“死了!”二房長子康冶大聲回答,仿佛邀功似地抬起了頭,“長房人馬已經全部被我們殺光了,那個讓公子痛恨的鮫人奴隸也望風而逃——季航公子,我們各房商量好了,一致推舉你做新的族長!”


    “什麽!”季航全身一震,不自禁地倒退出三步,看著那些渾身浴血的族人,不可思議地喃喃,“你們…你們說什麽!”


    一個年長的女子抬起了頭,卻是二房的當家人贏姑,沉聲:“季航公子,我們不服長房已非一時,羅袖那個賤人丟盡了我們巫姑一族的臉,到了這個時候無需忍她了!——我們公推公子出來當新任族長,長房那幫人不服,少不得是一場廝殺。”


    “你們做了什麽!”季航隻覺心裏有一股怒火直衝上來,“誰說我要當族長?”


    “公子不要當族長?”贏姑喈喈冷笑,譏誚,“那昨夜,是誰對族長拔刀來著?”


    季航一震,無語。


    “既然明茉做不了破軍夫人,羅袖那個賤人頂個屁用!”贏姑冷笑起來,枯瘦的手指間轉著一串念珠,“我們可不想和其他幾家一樣大禍臨頭,公子如今得到破軍少將的重用,乃是巫姑一族不幸中的大幸…所以,讓公子來當我們的族長實在是最合適不過了。”


    “公子畢竟心軟,少不得我們先替你下手了。”


    季航臉色蒼白,雙手劇烈地發著抖,眼神忽喜忽怒——他終於明白,無論他如何躲閃,命運的洪流終究無可避免地將他推上了那個位置!


    “既然如此…”沉默許久,他終究開了口,“季航不敢辜負大家厚愛。”


    跪在地上的眾人見他答允,紛紛鬆了一口氣,相互交換了一個心照不宣的眼神——有得意,也有鄙夷。畢竟是讓庶出的子弟當了族長,多少心裏不服。然而,在目下這樣的危急局麵裏,擁立一名當權受寵的族長、卻是當務之急。


    “娘!娘!”明茉淒慘地叫著,在滿地屍首裏翻檢。


    季航轉過臉去,目不忍視。


    “族長,”贏姑看著屍體堆裏的少女,聲音陰冷,“斬草要除根。”


    “閉嘴。”他握緊了手裏的軍刀,霍然回身,冷冷,“不需要你們來教族長該如何做——都退下,晚上掌燈時分來大廳上議事!”

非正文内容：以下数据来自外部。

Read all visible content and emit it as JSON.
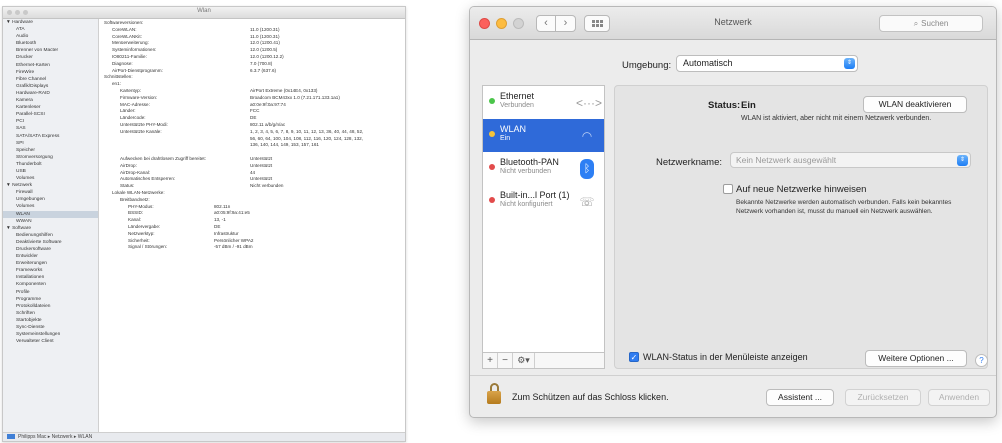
{
  "sysinfo": {
    "window_title": "Wlan",
    "sidebar": [
      {
        "label": "▼ Hardware",
        "header": true
      },
      {
        "label": "ATA"
      },
      {
        "label": "Audio"
      },
      {
        "label": "Bluetooth"
      },
      {
        "label": "Brenner von Macter"
      },
      {
        "label": "Drucker"
      },
      {
        "label": "Ethernet-Karten"
      },
      {
        "label": "FireWire"
      },
      {
        "label": "Fibre Channel"
      },
      {
        "label": "Grafik/Displays"
      },
      {
        "label": "Hardware-RAID"
      },
      {
        "label": "Kamera"
      },
      {
        "label": "Kartenleser"
      },
      {
        "label": "Parallel-SCSI"
      },
      {
        "label": "PCI"
      },
      {
        "label": "SAS"
      },
      {
        "label": "SATA/SATA Express"
      },
      {
        "label": "SPI"
      },
      {
        "label": "Speicher"
      },
      {
        "label": "Stromversorgung"
      },
      {
        "label": "Thunderbolt"
      },
      {
        "label": "USB"
      },
      {
        "label": "Volumes"
      },
      {
        "label": "▼ Netzwerk",
        "header": true
      },
      {
        "label": "Firewall"
      },
      {
        "label": "Umgebungen"
      },
      {
        "label": "Volumes"
      },
      {
        "label": "WLAN",
        "selected": true
      },
      {
        "label": "WWAN"
      },
      {
        "label": "▼ Software",
        "header": true
      },
      {
        "label": "Bedienungshilfen"
      },
      {
        "label": "Deaktivierte Software"
      },
      {
        "label": "Druckersoftware"
      },
      {
        "label": "Entwickler"
      },
      {
        "label": "Erweiterungen"
      },
      {
        "label": "Frameworks"
      },
      {
        "label": "Installationen"
      },
      {
        "label": "Komponenten"
      },
      {
        "label": "Profile"
      },
      {
        "label": "Programme"
      },
      {
        "label": "Protokolldateien"
      },
      {
        "label": "Schriften"
      },
      {
        "label": "Startobjekte"
      },
      {
        "label": "Sync-Dienste"
      },
      {
        "label": "Systemeinstellungen"
      },
      {
        "label": "Verwalteter Client"
      }
    ],
    "rows": [
      {
        "k": "Softwareversionen:",
        "v": "",
        "i": 0
      },
      {
        "k": "CoreWLAN:",
        "v": "11.0 (1200.31)",
        "i": 1
      },
      {
        "k": "CoreWLANKit:",
        "v": "11.0 (1200.31)",
        "i": 1
      },
      {
        "k": "Menüerweiterung:",
        "v": "12.0 (1200.41)",
        "i": 1
      },
      {
        "k": "Systeminformationen:",
        "v": "12.0 (1200.5)",
        "i": 1
      },
      {
        "k": "IO80211-Familie:",
        "v": "12.0 (1200.12.2)",
        "i": 1
      },
      {
        "k": "Diagnose:",
        "v": "7.0 (700.8)",
        "i": 1
      },
      {
        "k": "AirPort-Dienstprogramm:",
        "v": "6.3.7 (637.6)",
        "i": 1
      },
      {
        "k": "Schnittstellen:",
        "v": "",
        "i": 0
      },
      {
        "k": "en1:",
        "v": "",
        "i": 1
      },
      {
        "k": "Kartentyp:",
        "v": "AirPort Extreme (0x14E4, 0x133)",
        "i": 2
      },
      {
        "k": "Firmware-Version:",
        "v": "Broadcom BCM43xx 1.0 (7.21.171.133.1a1)",
        "i": 2
      },
      {
        "k": "MAC-Adresse:",
        "v": "a0:0e:9f:0a:97:74",
        "i": 2
      },
      {
        "k": "Länder:",
        "v": "FCC",
        "i": 2
      },
      {
        "k": "Ländercode:",
        "v": "DE",
        "i": 2
      },
      {
        "k": "Unterstützte PHY-Modi:",
        "v": "802.11 a/b/g/n/ac",
        "i": 2
      },
      {
        "k": "Unterstützte Kanäle:",
        "v": "1, 2, 3, 4, 5, 6, 7, 8, 9, 10, 11, 12, 13, 36, 40, 44, 48, 52,",
        "i": 2
      },
      {
        "k": "",
        "v": "56, 60, 64, 100, 104, 108, 112, 116, 120, 124, 128, 132,",
        "i": 2
      },
      {
        "k": "",
        "v": "136, 140, 144, 149, 153, 157, 161",
        "i": 2
      },
      {
        "k": "",
        "v": "",
        "i": 0
      },
      {
        "k": "Aufwecken bei drahtlosem Zugriff bereitet:",
        "v": "Unterstützt",
        "i": 2
      },
      {
        "k": "AirDrop:",
        "v": "Unterstützt",
        "i": 2
      },
      {
        "k": "AirDrop-Kanal:",
        "v": "44",
        "i": 2
      },
      {
        "k": "Automatisches Entsperren:",
        "v": "Unterstützt",
        "i": 2
      },
      {
        "k": "Status:",
        "v": "Nicht verbunden",
        "i": 2
      },
      {
        "k": "Lokale WLAN-Netzwerke:",
        "v": "",
        "i": 1
      },
      {
        "k": "Breitbandnetz:",
        "v": "",
        "i": 2
      },
      {
        "k": "PHY-Modus:",
        "v": "802.11n",
        "i": 3
      },
      {
        "k": "BSSID:",
        "v": "a0:05:9f:9a:41:e5",
        "i": 3
      },
      {
        "k": "Kanal:",
        "v": "13, -1",
        "i": 3
      },
      {
        "k": "Ländervergabe:",
        "v": "DE",
        "i": 3
      },
      {
        "k": "Netzwerktyp:",
        "v": "Infrastruktur",
        "i": 3
      },
      {
        "k": "Sicherheit:",
        "v": "Persönlicher WPA2",
        "i": 3
      },
      {
        "k": "Signal / Störungen:",
        "v": "-57 dBm / -91 dBm",
        "i": 3
      }
    ],
    "path": "Philipps Mac ▸ Netzwerk ▸ WLAN"
  },
  "net": {
    "window_title": "Netzwerk",
    "search_placeholder": "Suchen",
    "location_label": "Umgebung:",
    "location_value": "Automatisch",
    "services": [
      {
        "name": "Ethernet",
        "status": "Verbunden",
        "dot": "green",
        "icon": "<···>"
      },
      {
        "name": "WLAN",
        "status": "Ein",
        "dot": "yellow",
        "icon": "◠",
        "selected": true
      },
      {
        "name": "Bluetooth-PAN",
        "status": "Nicht verbunden",
        "dot": "red",
        "icon": "ᛒ"
      },
      {
        "name": "Built-in...l Port (1)",
        "status": "Nicht konfiguriert",
        "dot": "red",
        "icon": "☏"
      }
    ],
    "tools": {
      "add": "+",
      "remove": "−",
      "gear": "⚙▾"
    },
    "status_label": "Status:",
    "status_value": "Ein",
    "status_button": "WLAN deaktivieren",
    "status_desc": "WLAN ist aktiviert, aber nicht mit einem Netzwerk verbunden.",
    "netname_label": "Netzwerkname:",
    "netname_placeholder": "Kein Netzwerk ausgewählt",
    "ask_label": "Auf neue Netzwerke hinweisen",
    "ask_desc": "Bekannte Netzwerke werden automatisch verbunden. Falls kein bekanntes Netzwerk vorhanden ist, musst du manuell ein Netzwerk auswählen.",
    "menubar_label": "WLAN-Status in der Menüleiste anzeigen",
    "advanced_button": "Weitere Optionen ...",
    "help": "?",
    "lock_label": "Zum Schützen auf das Schloss klicken.",
    "assistant_button": "Assistent ...",
    "revert_button": "Zurücksetzen",
    "apply_button": "Anwenden"
  }
}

    贏姑看了這個青年人片刻,唇角付出一絲冷笑:“是。”


    在所有人退去後,季航站在高台上,看著底下蕩漾著的一池血水,忽然間隻覺的一口氣堵在胸臆之中,一聲長嘯,揮刀喀喇喇擊碎了大片的欄杆。


    “殺吧,殺吧!”他低聲冷笑,“父子相殘,兄弟反目,都給我殺個痛快吧!”


    高台下,明茉在屍堆中遍尋不見,忽地撲到池邊從水裏撈起一件染血的紫紗衣,哀哀哭泣。季航遠遠看著,忽地歎了口氣——可憐這個天之驕女、十大門閥裏尊貴的明茉小姐,一夜之間便成了比鐵城賤民還不如的孤兒。


    或許,少將說得對:是該盡早把她送離這個帝都了…如今隻晚了片刻,便令她成為了孤兒,再拖延下去、隻怕隻會更糟。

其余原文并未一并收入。